Através das verdades produzidas ao longo dos procedimentos, os tribunais tentaram individualizar a culpa e estabelecer a responsabilidade penal individual. Isto pode ser crucial em dois sentidos: a individualização da culpa e consequente responsabilização individual pode contrapor-se à impressão generalizada de total desresponsabilização dos criminosos, que evoca nas vítimas uma total impotência. Além disso, erradica a percepção perigosa de que a comunidade como um todo seja responsável pela violência e atrocidades (os hutus, os tutsi) e, portanto, ninguém pode ser responsabilizado. Essa ideia de culpa coletiva pode ser fonte de afirmação de estereótipos negativos, o que pode, por sua vez, provocar mais violência.

Embora esta responsabilização individual tenha certamente seus problemas num país no qual a democracia europeia foi importada e cujo fundamento relacional é a afirmação do coletivo e do comum mais do que o individual, a individualização da culpa pode, neste caso, fazer sentido nos termos de Arendt (2004), que delineia uma distinção entre responsabilidade coletiva, que é política, e a culpa, que é moral e legal. Quando somos todos culpados, ninguém o é, pois, a culpa é estritamente pessoal e refere-se a um ato pelo qual a pessoa apenas pode ser culpada caso tenha mérito em sua efetivação. A culpa não trata de intenções ou potencialidades. Portanto, culpado somente pode ser aquele que efetivamente participou na ação. Culpa somente pode ser aplicada ao indivíduo e não à coletividade.

O governo de Ruanda tomou a iniciativa de responder ao genocídio com a iniciativa ruandesa do tribunal Gacaca. Entretanto, nada consta sobre outras iniciativas estruturais para promover os direitos humanos, superar a pobreza e nem elaborar a questão étnica a partir de certa profundidade, o que os especialistas entendem ser necessariamente uma condição para o sucesso deste processo.
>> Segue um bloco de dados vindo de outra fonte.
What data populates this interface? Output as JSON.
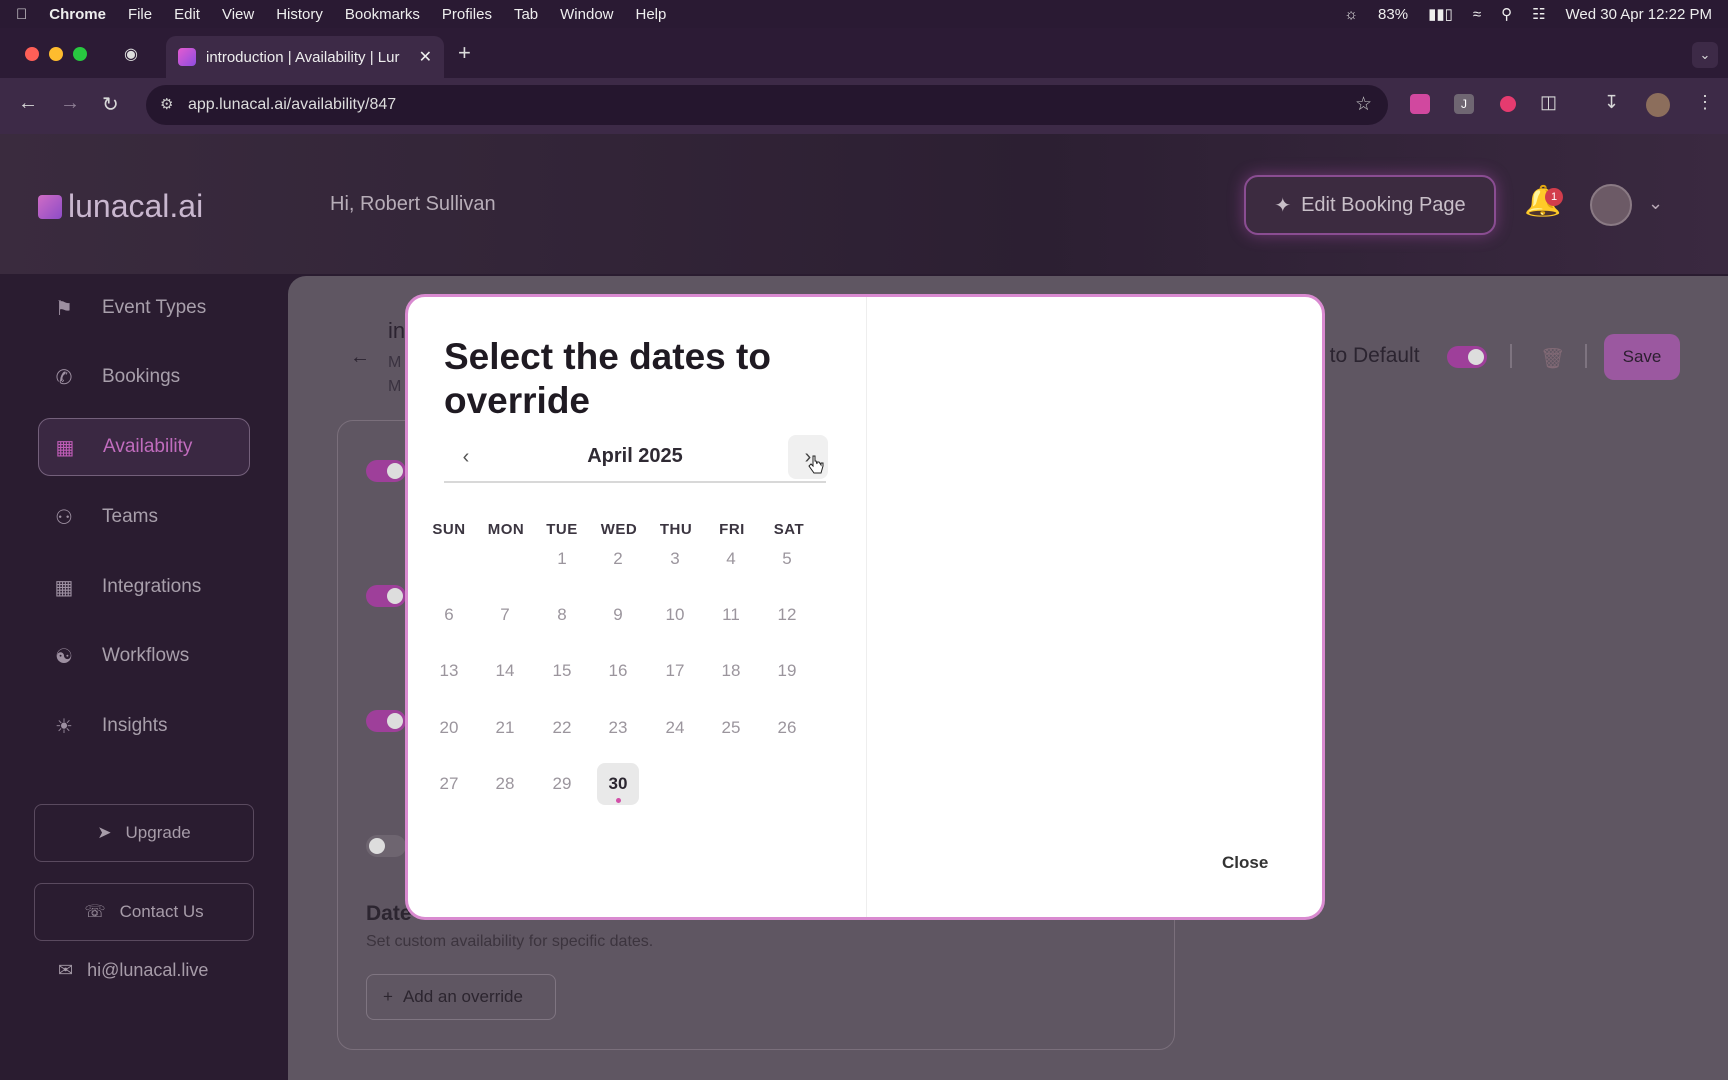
{
  "menubar": {
    "app": "Chrome",
    "items": [
      "File",
      "Edit",
      "View",
      "History",
      "Bookmarks",
      "Profiles",
      "Tab",
      "Window",
      "Help"
    ],
    "battery": "83%",
    "datetime": "Wed 30 Apr  12:22 PM"
  },
  "browser": {
    "tab_title": "introduction | Availability | Lur",
    "url": "app.lunacal.ai/availability/847"
  },
  "header": {
    "logo_text": "lunacal.ai",
    "greeting": "Hi, Robert Sullivan",
    "edit_booking_label": "Edit Booking Page",
    "notification_count": "1"
  },
  "sidebar": {
    "items": [
      {
        "label": "Event Types",
        "icon": "flag-icon"
      },
      {
        "label": "Bookings",
        "icon": "phone-icon"
      },
      {
        "label": "Availability",
        "icon": "calendar-clock-icon"
      },
      {
        "label": "Teams",
        "icon": "users-icon"
      },
      {
        "label": "Integrations",
        "icon": "grid-icon"
      },
      {
        "label": "Workflows",
        "icon": "workflow-icon"
      },
      {
        "label": "Insights",
        "icon": "bulb-icon"
      }
    ],
    "upgrade_label": "Upgrade",
    "contact_label": "Contact Us",
    "email": "hi@lunacal.live"
  },
  "main": {
    "schedule_name": "in",
    "meta_line1": "M",
    "meta_line2": "M",
    "reset_label": "t to Default",
    "save_label": "Save",
    "dates_title": "Date",
    "dates_subtitle": "Set custom availability for specific dates.",
    "add_override_label": "Add an override"
  },
  "modal": {
    "title": "Select the dates to override",
    "month_label": "April 2025",
    "weekdays": [
      "SUN",
      "MON",
      "TUE",
      "WED",
      "THU",
      "FRI",
      "SAT"
    ],
    "selected_day": "30",
    "close_label": "Close"
  },
  "colors": {
    "accent": "#c06cbd",
    "modal_border": "#d98ad0",
    "toggle_on": "#9e3f9a"
  }
}
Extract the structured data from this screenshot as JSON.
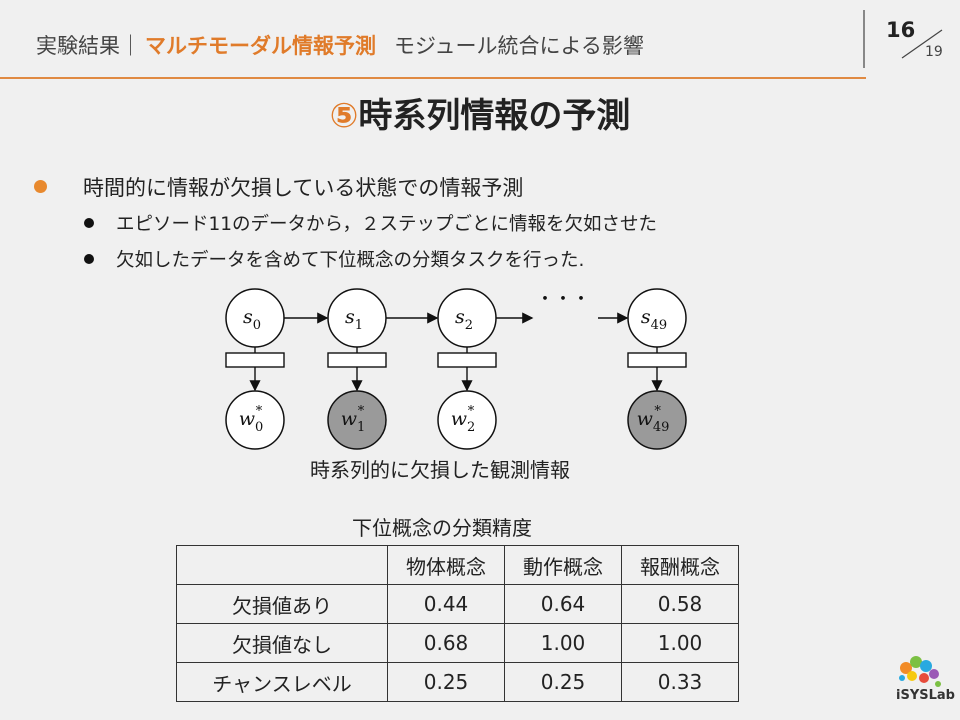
{
  "header": {
    "prefix": "実験結果｜",
    "accent": "マルチモーダル情報予測",
    "subtitle": "モジュール統合による影響",
    "page": "16",
    "total": "19"
  },
  "main_title": {
    "num": "⑤",
    "text": "時系列情報の予測"
  },
  "bullets": {
    "level1": "時間的に情報が欠損している状態での情報予測",
    "level2": [
      "エピソード11のデータから，２ステップごとに情報を欠如させた",
      "欠如したデータを含めて下位概念の分類タスクを行った."
    ]
  },
  "diagram": {
    "states": [
      {
        "base": "s",
        "sub": "0"
      },
      {
        "base": "s",
        "sub": "1"
      },
      {
        "base": "s",
        "sub": "2"
      },
      {
        "base": "s",
        "sub": "49"
      }
    ],
    "observations": [
      {
        "base": "w",
        "sub": "0",
        "sup": "*",
        "missing": false
      },
      {
        "base": "w",
        "sub": "1",
        "sup": "*",
        "missing": true
      },
      {
        "base": "w",
        "sub": "2",
        "sup": "*",
        "missing": false
      },
      {
        "base": "w",
        "sub": "49",
        "sup": "*",
        "missing": true
      }
    ],
    "ellipsis": "・・・",
    "caption": "時系列的に欠損した観測情報",
    "colors": {
      "missing_fill": "#9a9a9a",
      "normal_fill": "#ffffff"
    }
  },
  "table": {
    "title": "下位概念の分類精度",
    "columns": [
      "",
      "物体概念",
      "動作概念",
      "報酬概念"
    ],
    "rows": [
      {
        "label": "欠損値あり",
        "values": [
          "0.44",
          "0.64",
          "0.58"
        ]
      },
      {
        "label": "欠損値なし",
        "values": [
          "0.68",
          "1.00",
          "1.00"
        ]
      },
      {
        "label": "チャンスレベル",
        "values": [
          "0.25",
          "0.25",
          "0.33"
        ]
      }
    ]
  },
  "logo": {
    "text": "iSYSLab"
  },
  "colors": {
    "accent": "#e07b2a",
    "background": "#f0f0f0"
  }
}
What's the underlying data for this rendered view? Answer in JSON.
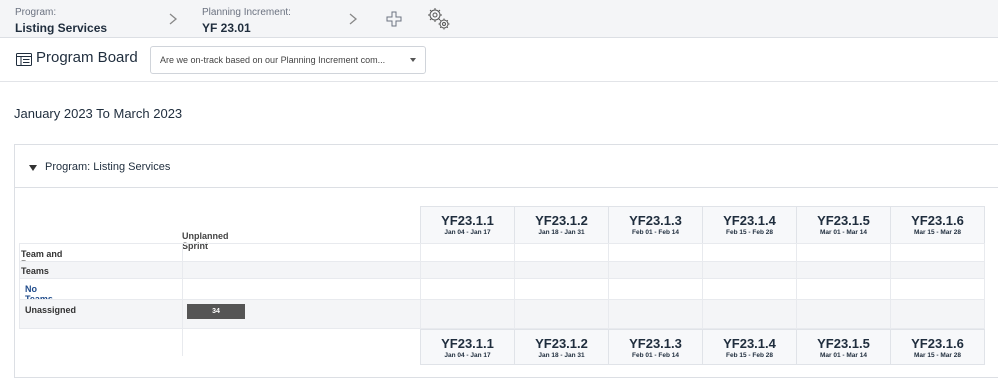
{
  "breadcrumbs": {
    "program_label": "Program:",
    "program_value": "Listing Services",
    "pi_label": "Planning Increment:",
    "pi_value": "YF 23.01"
  },
  "header": {
    "title": "Program Board",
    "question_select": "Are we on-track based on our Planning Increment com..."
  },
  "date_range": "January 2023 To March 2023",
  "panel": {
    "title": "Program: Listing Services"
  },
  "grid": {
    "unplanned_label": "Unplanned Sprint",
    "sprints": [
      {
        "name": "YF23.1.1",
        "dates": "Jan 04 - Jan 17"
      },
      {
        "name": "YF23.1.2",
        "dates": "Jan 18 - Jan 31"
      },
      {
        "name": "YF23.1.3",
        "dates": "Feb 01 - Feb 14"
      },
      {
        "name": "YF23.1.4",
        "dates": "Feb 15 - Feb 28"
      },
      {
        "name": "YF23.1.5",
        "dates": "Mar 01 - Mar 14"
      },
      {
        "name": "YF23.1.6",
        "dates": "Mar 15 - Mar 28"
      }
    ],
    "rows": {
      "objectives": "Team and Program Objectives",
      "teams": "Teams",
      "no_teams": "No Teams Assigned",
      "unassigned": "Unassigned",
      "unassigned_count": "34"
    }
  }
}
Nada se fez para o contexto geral poder facilitar os indivíduos e a coletividade a passarem por este momento da história, para um futuro um pouco mais confortável e promissor.

Talvez seja possível dizer que Ruanda esteja escrevendo uma nova história, com erros e acertos, como qualquer outra história, através deste exercício nacional do diálogo, capaz de restaurar o justo e instaurar o direito, a partir de sua experiência singular daquele momento e daquela situação específica.